The network model is a useful tool to study burnout in Chinese nurses. This study explores the item and domain network structure of nurse burnout from the network perspective. By calculating the relevant indicators, we found that E5, C1, and R3 were the most central nodes in the item network and cynicism was the central node in the domain network, suggesting that interventions aimed at E5, C1, R3 and cynicism might decrease the overall burnout level of Chinese nurses to the greatest extent. This study provides potential targets and a new way of thinking for the intervention of nurse burnout, which can be explored and verified in clinical practice.
护士职业倦怠作为一种常见的社会现象,发病率较高,严重影响其心理健康和护理水平。目前的评估大多采用总分模型,探讨外部因素对倦怠的影响,而对倦怠条目或维度之间的相关性探讨较少。忽视条目或维度之间的相关性可能导致对护士职业倦怠的理解有限。本文探讨中文版马氏倦怠量表通用版(MBI-GS)在中国护士中的条目和维度网络结构,以便更深入地理解这一心理结构,并确定临床干预的潜在靶点。

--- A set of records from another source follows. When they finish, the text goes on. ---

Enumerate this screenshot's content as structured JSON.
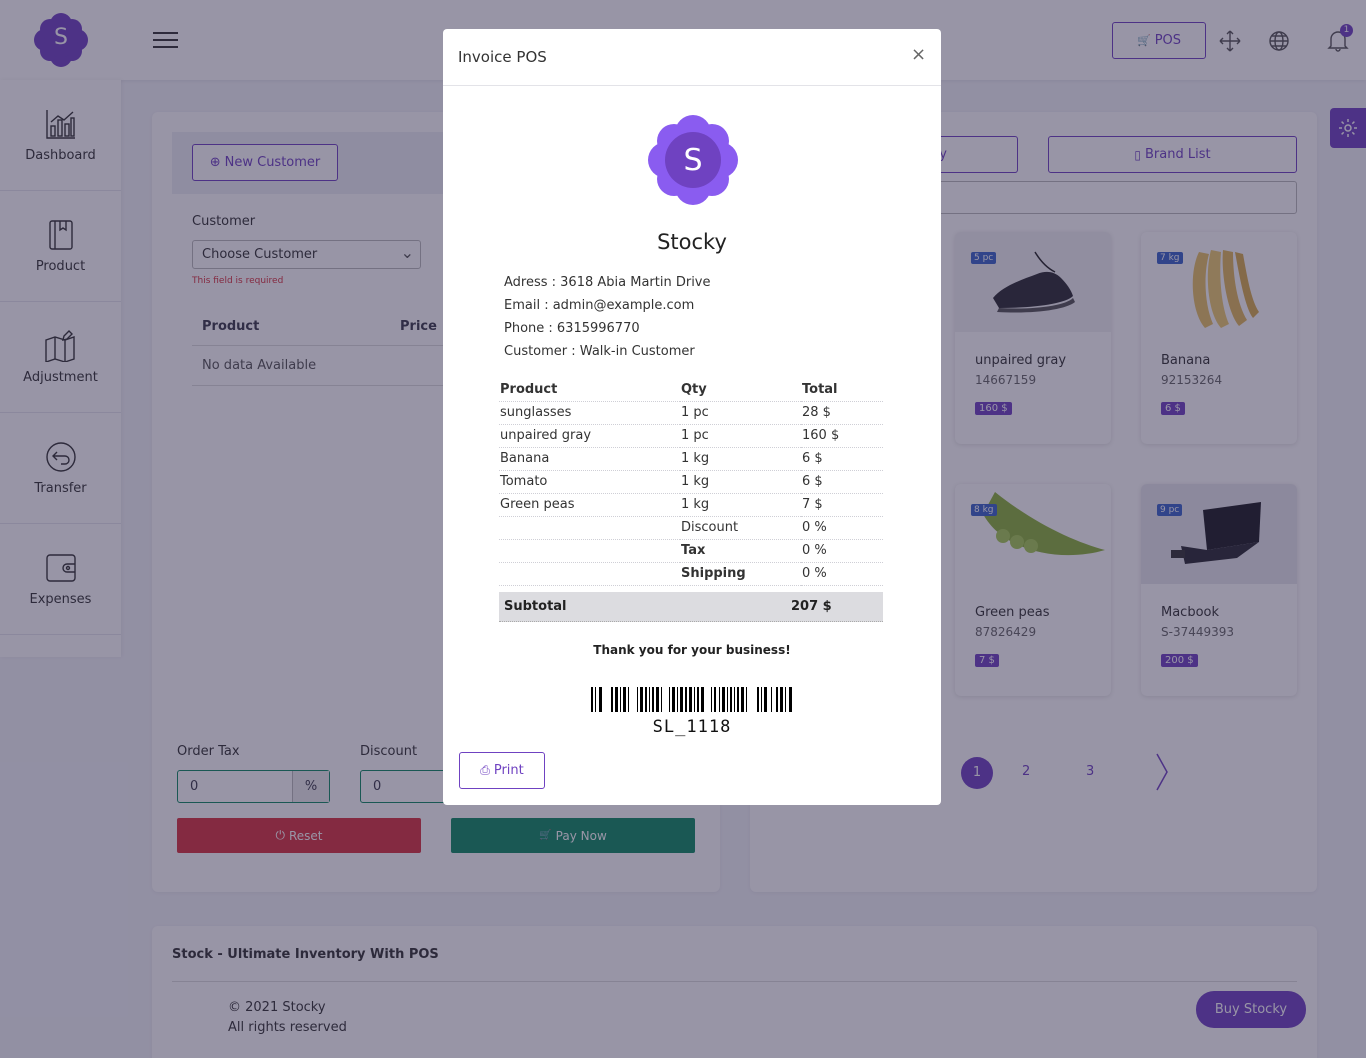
{
  "header": {
    "logo_letter": "S",
    "pos_label": "POS",
    "notification_count": "1"
  },
  "sidebar": {
    "items": [
      {
        "label": "Dashboard",
        "icon": "chart-icon"
      },
      {
        "label": "Product",
        "icon": "book-icon"
      },
      {
        "label": "Adjustment",
        "icon": "map-edit-icon"
      },
      {
        "label": "Transfer",
        "icon": "arrow-back-icon"
      },
      {
        "label": "Expenses",
        "icon": "wallet-icon"
      }
    ]
  },
  "left_panel": {
    "new_customer_label": "New Customer",
    "customer_label": "Customer",
    "customer_select_value": "Choose Customer",
    "customer_error": "This field is required",
    "table_headers": [
      "Product",
      "Price"
    ],
    "no_data": "No data Available",
    "order_tax_label": "Order Tax",
    "order_tax_value": "0",
    "order_tax_unit": "%",
    "discount_label": "Discount",
    "discount_value": "0",
    "reset_label": "Reset",
    "pay_now_label": "Pay Now"
  },
  "right_panel": {
    "category_list_label": "y",
    "brand_list_label": "Brand List",
    "products": [
      {
        "unit": "5 pc",
        "name": "unpaired gray",
        "code": "14667159",
        "price": "160 $"
      },
      {
        "unit": "7 kg",
        "name": "Banana",
        "code": "92153264",
        "price": "6 $"
      },
      {
        "unit": "8 kg",
        "name": "Green peas",
        "code": "87826429",
        "price": "7 $"
      },
      {
        "unit": "9 pc",
        "name": "Macbook",
        "code": "S-37449393",
        "price": "200 $"
      }
    ],
    "pages": [
      "1",
      "2",
      "3"
    ]
  },
  "footer": {
    "title": "Stock - Ultimate Inventory With POS",
    "copyright": "© 2021 Stocky",
    "rights": "All rights reserved",
    "buy_label": "Buy Stocky"
  },
  "modal": {
    "title": "Invoice POS",
    "close_symbol": "×",
    "logo_letter": "S",
    "company_name": "Stocky",
    "address": "Adress : 3618 Abia Martin Drive",
    "email": "Email : admin@example.com",
    "phone": "Phone : 6315996770",
    "customer": "Customer : Walk-in Customer",
    "headers": [
      "Product",
      "Qty",
      "Total"
    ],
    "items": [
      {
        "product": "sunglasses",
        "qty": "1 pc",
        "total": "28 $"
      },
      {
        "product": "unpaired gray",
        "qty": "1 pc",
        "total": "160 $"
      },
      {
        "product": "Banana",
        "qty": "1 kg",
        "total": "6 $"
      },
      {
        "product": "Tomato",
        "qty": "1 kg",
        "total": "6 $"
      },
      {
        "product": "Green peas",
        "qty": "1 kg",
        "total": "7 $"
      }
    ],
    "discount_label": "Discount",
    "discount_value": "0 %",
    "tax_label": "Tax",
    "tax_value": "0 %",
    "shipping_label": "Shipping",
    "shipping_value": "0 %",
    "subtotal_label": "Subtotal",
    "subtotal_value": "207 $",
    "thanks": "Thank you for your business!",
    "barcode_text": "SL_1118",
    "print_label": "Print"
  },
  "colors": {
    "primary": "#6f42c1",
    "danger": "#d9323e",
    "success": "#0f8a63",
    "badge_blue": "#3a65c9"
  }
}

采用整群抽样法共招募493名中国护士。邀请所有参与者完成倦怠症状调查。采用网络分析研究MBI-GS的条目网络。此外,采用社区检测法探索MBI-GS的社区,然后根据社区检测结果,采用网络分析研究MBI-GS的维度网络。分别用正则化偏相关和非正则化偏相关描述条目网络和维度网络中不同节点之间的关联。用预期影响和可预测性描述条目网络和维度网络中节点的相对重要性和可控性。
在条目网络中,大多数强相关边分别处于情感耗竭(E)、玩世不恭(C)和职业效能降低(R)的同一维度。E5(情感耗竭的第5项,下同)“我感觉工作让我精疲力竭”、C1“自从从事这项工作以来,我对工作变得更加冷漠”和R3“在我看来,我擅长我的工作”具有最高的预期影响(z分数分别为0.99、0.81和0.94),表明它们在网络中具有最高的重要性。E1“我感觉工作让我情绪枯竭”和E5具有最高的可预测性(E1 = 0.74,E5 = 0.74)。这表明这两个节点在很大程度上可以由其内部邻域解释,并且在网络中具有最高的可控性。自旋玻璃算法和随机游走算法得到了完全相同的三个社区,这与MBI-GS的原始维度一致。在维度网络中,情感耗竭维度与玩世不恭维度密切相关(权重 = 0.65)。
网络模型是研究中国护士倦怠的有用工具。本研究从网络角度探讨了护士倦怠的条目和领域网络结构。通过计算相关指标,我们发现E5、C1和R3是条目网络中最核心的节点,玩世不恭是领域网络中的核心节点,这表明针对E5、C1、R3和玩世不恭的干预措施可能在最大程度上降低中国护士的整体倦怠水平。本研究为护士倦怠的干预提供了潜在靶点和新的思维方式,可在临床实践中进行探索和验证。